Material and Methods
Sample
UKB is a cross sectional cohort of about 500,000 participants, born between 1939 and 1970, that were recruited 2006—2010. Detailed information was collected on lifestyle and anthropometric traits, and on female specific factors, that are likely to effect hormone levels, including use of birth control pills, hormone replacement treatments, pregnancies and menopause. Participants also provided blood samples that were used to genotype approximately 800,000 single nucleotide polymorphisms (SNPs) across the genome and to measure levels of estradiol. The application to use data from UKB has been approved (under project number 41143). UKB has an ethics permit from the National Research Ethics Committee (REC reference 11 / NW / 0382). Phenotype data for this project was extracted from the UKB database April 2019. All analyses performed in this study are based on the samples and information collected at the participants initial visit to the assessment center. Ethical approval for the analyses performed in this study has also been approved by the Swedish Ethical Review Authority (Dnr: 2020-04415)
Genotype data
A total of 438,417 participants had been genotyped using the UKB Axiom array, and another 49,994 participants had been genotyped using the similar (95% common marker content) UK BiLEVE array. SNPs had been imputed using UK10K and 1000 genomes phase 3, as reference panels19,20. For this project we used imputed data from the third release which contained a total of 93,093,070 SNPs. We only analyzed SNPs with minor allele frequency (MAF) > 0.01, and removed SNPs deviating from Hardy-Weinberg (P-value < 1×10−20) and markers with more than 5% missing genotype data, and with imputation quality < 0.3. After quality control (QC), a total of 7,651,231 autosomal SNPs, and 220,486 SNPs on the X-chromosome remained. We included Caucasian participants clustering with regards to their genetic principal components. We also excluded first- and second-degree relatives (genetic relationship > 0.044), using kinship data. Samples with sex discordance, high heterozygosity/missingness, and with more than 5% missing genotypes were also excluded. After QC and exclusion, 361,975 unrelated Caucasian participants remained (167,168 males and 194,807 females).
Estradiol measurements
Estradiol had been measured by two step competitive analysis on a Beckman Coulter Unicel Dxl 800. We only included measurements from the blood samples that were collected during the participants initial visit to the assessment center. Among all participants, only 76,668 had estradiol measurements above detection limit (175 pmol/L). As the majority of the participants had measurements below detection limit, estradiol levels were analyzed as a binary phenotype (above/below detection limit).

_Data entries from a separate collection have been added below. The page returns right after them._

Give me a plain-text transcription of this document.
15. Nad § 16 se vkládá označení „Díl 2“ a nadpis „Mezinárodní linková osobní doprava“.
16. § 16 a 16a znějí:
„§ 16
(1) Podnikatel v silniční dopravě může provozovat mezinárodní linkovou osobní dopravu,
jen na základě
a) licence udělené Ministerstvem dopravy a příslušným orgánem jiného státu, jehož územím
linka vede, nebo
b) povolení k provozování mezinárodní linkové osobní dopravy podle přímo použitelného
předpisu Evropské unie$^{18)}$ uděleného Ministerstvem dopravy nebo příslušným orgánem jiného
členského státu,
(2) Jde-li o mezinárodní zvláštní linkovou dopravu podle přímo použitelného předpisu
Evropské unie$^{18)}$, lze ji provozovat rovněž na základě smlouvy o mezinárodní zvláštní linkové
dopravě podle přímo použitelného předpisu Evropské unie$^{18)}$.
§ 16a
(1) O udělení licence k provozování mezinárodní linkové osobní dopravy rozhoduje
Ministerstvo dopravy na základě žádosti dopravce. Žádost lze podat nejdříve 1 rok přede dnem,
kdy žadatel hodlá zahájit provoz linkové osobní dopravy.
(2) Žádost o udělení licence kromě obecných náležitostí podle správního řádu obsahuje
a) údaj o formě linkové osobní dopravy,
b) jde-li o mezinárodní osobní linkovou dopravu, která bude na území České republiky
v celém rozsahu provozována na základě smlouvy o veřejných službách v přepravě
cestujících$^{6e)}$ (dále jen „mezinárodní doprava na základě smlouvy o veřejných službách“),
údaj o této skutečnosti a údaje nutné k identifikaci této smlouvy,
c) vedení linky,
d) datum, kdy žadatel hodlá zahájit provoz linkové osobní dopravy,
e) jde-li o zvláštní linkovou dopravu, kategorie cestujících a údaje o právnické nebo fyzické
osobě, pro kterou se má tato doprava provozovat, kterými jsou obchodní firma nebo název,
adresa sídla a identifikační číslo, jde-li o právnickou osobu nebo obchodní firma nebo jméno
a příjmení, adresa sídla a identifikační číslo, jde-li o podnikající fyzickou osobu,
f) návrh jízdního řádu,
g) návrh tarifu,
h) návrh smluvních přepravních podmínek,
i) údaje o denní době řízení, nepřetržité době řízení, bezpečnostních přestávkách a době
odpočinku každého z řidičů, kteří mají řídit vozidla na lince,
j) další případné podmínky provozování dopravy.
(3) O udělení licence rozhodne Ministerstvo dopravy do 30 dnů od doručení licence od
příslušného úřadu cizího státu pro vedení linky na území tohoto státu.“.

GWAS and sensitivity analyses
GWAS was performed in males and females separately, using logistic regression with an additive genetic model implemented in PLINK version 2. The following covariates were included in both male and female analyses: age, body mass index (BMI), the first ten genetic principal components (to adjust for population structures and ethnic origins), and a binary indicator variable for UKB Axiom versus UK BiLEVE genotyping array, to adjust for any array differences. For females, hormone-replacement therapy (HRT) (current, ever or never), oral contraceptive use (current, ever or never), number of live births, menopausal status and whether they have undergone hysterectomy, were also included. Women who were unsure about menopausal status were excluded. For this study, we applied a P-value threshold of 5×10−8, which is commonly used in GWAS when using a MAF cutoff of 1%21, and corresponds to a correction of 1 million independent tests (SNPs). Manhattan plots were generated using the R package hudson. We applied the clump-function in PLINK 1.90 to define start and end positions for each locus with the main parameters that determines the clumping being set to: R2=0.1, p1=5×10−8 and p2=1×10−4. We subsequently performed conditional analyses for each locus, conditioning on the SNP with the lowest P-value from each locus. If there was any significant conditional SNP, this was repeated by also conditioning on the conditional SNP from the previous analyses, until no additional significant associations remained.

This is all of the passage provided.